2673

Жадность

Нефтепереработчики отрицают обвинения в негодяйстве, жлобстве и жадности и рассказывают стране, что их прибыль не превышает 10%
Двадцать первый век мы начинали бурно и с необоснованными надеждами. Ведь всегда хочется верить даже в ерунду, например, в три нуля подряд, как будто красивая цифра 2000 решит проблемы.
Поделиться

В 2000 году литр бензина Аи-92 в Москве стоил 6 рублей 20 копеек. Тогда цена бензина была привязана к доллару, поскольку страна все еще имела основания называть рубль «деревянным». По курсу того времени $1 = 28,30. Ну и, наконец, самое главное — баррель нефти марки Light Sweet на Нью-Йоркской бирже стоил $25,55. С этим математическим раскладом мы стартовали.

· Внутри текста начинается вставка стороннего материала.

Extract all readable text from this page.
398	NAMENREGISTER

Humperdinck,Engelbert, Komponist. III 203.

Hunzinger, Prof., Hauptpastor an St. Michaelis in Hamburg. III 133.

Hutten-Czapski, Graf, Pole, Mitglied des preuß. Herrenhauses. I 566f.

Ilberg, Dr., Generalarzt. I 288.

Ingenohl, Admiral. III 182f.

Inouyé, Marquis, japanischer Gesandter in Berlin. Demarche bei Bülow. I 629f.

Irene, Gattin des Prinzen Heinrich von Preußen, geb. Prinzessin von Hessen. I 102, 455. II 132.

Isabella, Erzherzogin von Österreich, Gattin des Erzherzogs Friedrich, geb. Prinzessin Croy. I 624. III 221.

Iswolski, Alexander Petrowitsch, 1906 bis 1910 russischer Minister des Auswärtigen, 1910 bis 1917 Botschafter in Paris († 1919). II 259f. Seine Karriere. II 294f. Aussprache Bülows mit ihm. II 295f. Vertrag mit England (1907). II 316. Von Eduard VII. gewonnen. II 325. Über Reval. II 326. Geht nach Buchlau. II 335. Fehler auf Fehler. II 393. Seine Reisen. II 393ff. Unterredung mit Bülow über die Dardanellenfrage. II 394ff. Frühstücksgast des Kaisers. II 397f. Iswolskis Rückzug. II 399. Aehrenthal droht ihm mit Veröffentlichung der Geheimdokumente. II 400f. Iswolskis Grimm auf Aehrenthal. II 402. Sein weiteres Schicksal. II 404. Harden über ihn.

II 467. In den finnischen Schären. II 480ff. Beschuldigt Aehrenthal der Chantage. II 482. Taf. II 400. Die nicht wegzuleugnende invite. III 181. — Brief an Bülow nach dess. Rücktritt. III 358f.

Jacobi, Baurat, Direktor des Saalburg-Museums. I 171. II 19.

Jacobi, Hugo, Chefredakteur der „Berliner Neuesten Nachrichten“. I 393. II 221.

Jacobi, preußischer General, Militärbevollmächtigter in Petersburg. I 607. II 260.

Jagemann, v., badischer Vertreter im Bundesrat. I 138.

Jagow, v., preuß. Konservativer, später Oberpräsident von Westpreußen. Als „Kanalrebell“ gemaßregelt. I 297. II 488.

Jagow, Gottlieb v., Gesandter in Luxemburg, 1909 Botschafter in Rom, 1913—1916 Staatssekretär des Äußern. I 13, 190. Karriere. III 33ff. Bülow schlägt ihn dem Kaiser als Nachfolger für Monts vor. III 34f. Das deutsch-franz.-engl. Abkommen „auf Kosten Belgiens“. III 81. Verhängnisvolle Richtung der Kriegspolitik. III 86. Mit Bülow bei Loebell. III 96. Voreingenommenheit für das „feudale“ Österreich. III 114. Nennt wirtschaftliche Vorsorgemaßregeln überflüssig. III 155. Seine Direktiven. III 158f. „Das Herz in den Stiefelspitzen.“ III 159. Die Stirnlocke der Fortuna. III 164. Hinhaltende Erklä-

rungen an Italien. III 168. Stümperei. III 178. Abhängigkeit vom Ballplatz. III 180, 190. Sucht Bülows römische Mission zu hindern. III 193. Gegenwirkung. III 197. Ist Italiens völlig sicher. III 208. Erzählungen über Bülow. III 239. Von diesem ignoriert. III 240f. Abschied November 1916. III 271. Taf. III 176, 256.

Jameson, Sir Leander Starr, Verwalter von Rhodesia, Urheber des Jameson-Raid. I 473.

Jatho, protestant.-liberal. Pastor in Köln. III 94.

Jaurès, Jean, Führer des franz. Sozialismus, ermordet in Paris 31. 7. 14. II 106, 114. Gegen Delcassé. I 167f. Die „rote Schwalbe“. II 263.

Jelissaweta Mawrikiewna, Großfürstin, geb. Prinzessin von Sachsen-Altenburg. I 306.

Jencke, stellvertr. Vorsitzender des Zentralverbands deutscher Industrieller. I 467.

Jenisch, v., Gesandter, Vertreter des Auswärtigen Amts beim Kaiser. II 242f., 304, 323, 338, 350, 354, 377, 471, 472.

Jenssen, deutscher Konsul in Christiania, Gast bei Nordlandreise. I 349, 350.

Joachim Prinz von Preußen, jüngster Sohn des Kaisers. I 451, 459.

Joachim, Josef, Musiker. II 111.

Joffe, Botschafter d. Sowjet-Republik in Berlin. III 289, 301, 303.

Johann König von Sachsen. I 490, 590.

Сегодня литр Аи-92 в Москве стоит 25 рублей 40 копеек. То есть за все это время ожиданий, когда же нули перевоплотятся в счастье, он подорожал в четыре раза. Доллар при этом почти тот же — по 30 рублей, а баррель нефти Light Sweet все на той же бирже до африканских революций стоил $84,99. То есть нефть подорожала за эти годы в 3,3 раза, хотя колебания ее цены были размашистей: временами она дешевела, а временами становилась еще дороже. И хотя в моменты максимального удешевления бензин у нас все равно дорожал, получается, что мы наконец-то интегрировались во всемирную экономику и пожинаем последствия.

А еще сами нефтепереработчики отрицают обвинения в негодяйстве, жлобстве и жадности и рассказывают стране, что их прибыль не превышает 10%. Зато клевещут на государство, уверяя, что в цене бензина 60% — налоги.

Если поверить в нищую долю нефтяных концернов, проникнуться сочувствием к их полуголодному существованию и пожалеть за неблагодарный труд, то выходит, что цена на бензин растет по воле власти. Государство закладывает свой интерес в каждый литр, а мы с вами этот интерес оплачиваем из собственного кармана.

Тогда особенно смешно выглядит наша апелляция к антимонопольной службе. Мы надеемся на ее помощь, а когда начинаем выражать надежду громче обычного, власть дает команду разобраться. После чего нам показывают специального упитанного человека, выражающего глубокую озабоченность несправедливой ценой бензина. Или премьера, который проводит совещание с нефтяными концернами и уговаривает пощадить страну.

А на самом деле получается все наоборот. Государство повышает цену так, как считает нужным, и делает это осмысленно и не случайно, прекрасно понимая, что создает нам невыносимую жизнь, поскольку кроме прямых расходов на топливо неизбежно растут цены на все вокруг — от куска хлеба до всегда неподъемного метра жилья. После чего премьер вызывает нефтяных людей, сыгравших по спущенным сверху правилам, они садятся за богатый стол, публично делают виноватые лица, изображая некоторое раскаяние за неправедно назначенную цену бензинового литра… Их ругают, а потом все расходятся, и мы живем по-прежнему — с ростом цен на все, начиная с бензина.

По данным Международного энергетического агентства, мы нефти добываем больше всех в мире, регулярно обставляя Саудовскую Аравию, Америку, Иран, Китай и всех остальных, включая Венесуэлу. Но именно в Венесуэле цена литра бензина самая низкая в мире (5 центов, то есть примерно полтора руб­ля) и при этом очень стабильная. Хорошо, что мы обогнали Америку по добыче нефти; плохо, что опередили Венесуэлу по стоимости литра бензина. В обоих случаях это результат государственной политики.